Written by: Duncan B. on 30 March 2022

 

The foreign ownership of Australian farmland is a constantly changing situation.

Recently US private equity firm Proterra Investment Partners listed for sale property aggregations totalling over 42,000 hectares of land in NSW, Tasmania and Queensland. This is part of the company’s 10-year exit plan from Australian farm assets. It will be interesting to see whether these properties go to other foreign buyers or whether Australian buyers get a chance to buy them.

The massive Cubbie Station in Queensland produces ten percent of Australia’s cotton output. Until recently it was 51% owned by Macquarie Asset Management and 49% owned by a Chinese company Shandong Ruyi. Macquarie Asset Management announced recently that it has acquired 100% ownership of Cubbie Station, bringing it back into Australian hands. 

On the down side, Canadian PSP Investment group paid over $60 million for an 11,260 hectare cropping property at Morundah in NSW. They now own cropping operations totalling over 75,000 hectares in four states.

Australia’s dairy processing industry has high level of foreign ownership. Two of our biggest dairy processors are the New Zealand-owned Fonterra and the Canadian-owned Saputo (Warrnambool Cheese and Butter and Murray Goulburn). Other foreign-owned companies involved include the French-owned Lactalis (Paul’s milk and Oak flavoured milk) and the Swiss-owned Nestles.

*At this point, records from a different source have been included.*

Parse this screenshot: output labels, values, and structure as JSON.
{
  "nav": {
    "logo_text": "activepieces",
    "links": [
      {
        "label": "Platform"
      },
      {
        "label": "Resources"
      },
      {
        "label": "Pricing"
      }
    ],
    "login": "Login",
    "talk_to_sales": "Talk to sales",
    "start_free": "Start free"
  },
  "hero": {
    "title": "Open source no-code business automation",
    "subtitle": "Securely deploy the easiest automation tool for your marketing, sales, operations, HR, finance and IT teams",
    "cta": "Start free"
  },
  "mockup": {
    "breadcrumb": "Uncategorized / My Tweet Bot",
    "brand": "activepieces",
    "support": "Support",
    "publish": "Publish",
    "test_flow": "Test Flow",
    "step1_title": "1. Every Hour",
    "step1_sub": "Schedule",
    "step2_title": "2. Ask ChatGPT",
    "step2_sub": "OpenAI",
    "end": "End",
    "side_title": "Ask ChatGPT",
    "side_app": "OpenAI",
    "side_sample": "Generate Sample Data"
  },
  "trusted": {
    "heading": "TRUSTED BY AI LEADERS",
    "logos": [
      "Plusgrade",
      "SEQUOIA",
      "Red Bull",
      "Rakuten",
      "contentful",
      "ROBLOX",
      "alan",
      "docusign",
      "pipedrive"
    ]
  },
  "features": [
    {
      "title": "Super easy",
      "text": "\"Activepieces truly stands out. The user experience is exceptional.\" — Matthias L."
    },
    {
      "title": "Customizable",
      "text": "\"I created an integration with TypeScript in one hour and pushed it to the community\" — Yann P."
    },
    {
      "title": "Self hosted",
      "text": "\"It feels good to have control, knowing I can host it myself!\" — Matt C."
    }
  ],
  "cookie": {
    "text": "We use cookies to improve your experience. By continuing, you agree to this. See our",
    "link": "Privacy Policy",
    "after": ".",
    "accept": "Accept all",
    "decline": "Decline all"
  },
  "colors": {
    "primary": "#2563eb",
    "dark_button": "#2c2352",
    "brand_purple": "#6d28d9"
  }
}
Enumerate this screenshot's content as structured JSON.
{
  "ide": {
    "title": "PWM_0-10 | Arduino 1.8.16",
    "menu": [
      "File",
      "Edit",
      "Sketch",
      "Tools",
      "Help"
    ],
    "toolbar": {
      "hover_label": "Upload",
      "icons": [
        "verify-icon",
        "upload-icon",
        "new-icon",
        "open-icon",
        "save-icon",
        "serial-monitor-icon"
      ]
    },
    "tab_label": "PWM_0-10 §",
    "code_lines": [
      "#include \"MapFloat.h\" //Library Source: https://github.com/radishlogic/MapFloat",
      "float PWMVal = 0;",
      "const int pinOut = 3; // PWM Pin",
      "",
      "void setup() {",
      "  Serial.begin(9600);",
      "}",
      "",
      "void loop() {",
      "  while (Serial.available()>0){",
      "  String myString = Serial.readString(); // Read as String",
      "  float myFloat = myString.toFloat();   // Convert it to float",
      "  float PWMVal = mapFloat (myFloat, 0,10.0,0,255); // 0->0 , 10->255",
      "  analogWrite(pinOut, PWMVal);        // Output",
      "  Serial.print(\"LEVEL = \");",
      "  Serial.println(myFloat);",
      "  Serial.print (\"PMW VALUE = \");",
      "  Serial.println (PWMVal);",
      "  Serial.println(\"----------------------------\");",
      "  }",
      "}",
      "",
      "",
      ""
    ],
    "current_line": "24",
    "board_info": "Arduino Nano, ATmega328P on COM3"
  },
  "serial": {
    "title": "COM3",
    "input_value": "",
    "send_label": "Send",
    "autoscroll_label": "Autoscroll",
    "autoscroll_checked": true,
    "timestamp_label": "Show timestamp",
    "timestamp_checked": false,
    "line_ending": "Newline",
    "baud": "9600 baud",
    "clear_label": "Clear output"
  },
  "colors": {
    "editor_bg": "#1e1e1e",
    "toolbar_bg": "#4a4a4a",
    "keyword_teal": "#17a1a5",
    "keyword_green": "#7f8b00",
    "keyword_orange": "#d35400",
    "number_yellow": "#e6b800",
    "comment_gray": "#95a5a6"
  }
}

Chinese interest are also involved in the Australian dairy industry. Shanghai Ground Foods owns WA-based Brownes Dairy. Mengniu and China Modern Dairy (Burra Foods Vic) are also active, as is Japanese company Itochu which has a 21% share in Burra Foods.

Victoria’s Forestry industry also has a high level of foreign ownership. OneFortyOne Plantations has the largest share of plantation area (95,000 hectares of forest), in the Green Triangle region which straddles the Vic-SA border in Victoria’s south-west. This company is 64% owned by Australian superannuation and sovereign wealth companies, and 36% owned by US pension and other off-shore funds.

Hancock Victorian Plantation Holdings manages 165,000 hectares of pine and eucalypt plantations out of a total of over 240,000 hectares of land in various areas of Victoria. The company is managed by US-based Hancock Timber Resource Group and is owned by a combination of Australian, US and Canadian superannuation and investment funds.

Australian Bluegum Plantations operates 85,000 hectares of plantations spread between Victoria, SA and WA. This company is owned by US-based Global Forestry Partners LP which manages about A$3 billion worth of forestry assets world-wide.

French investment company AXA Investment Managers has 24,000 hectares of pine plantations in the Green Triangle. They also manage about 60,000 hectares of plantations in France, Ireland and Finland.

Australia’s vital production of food and essential necessities such as timber will only be controlled by Australians in an independent Australia.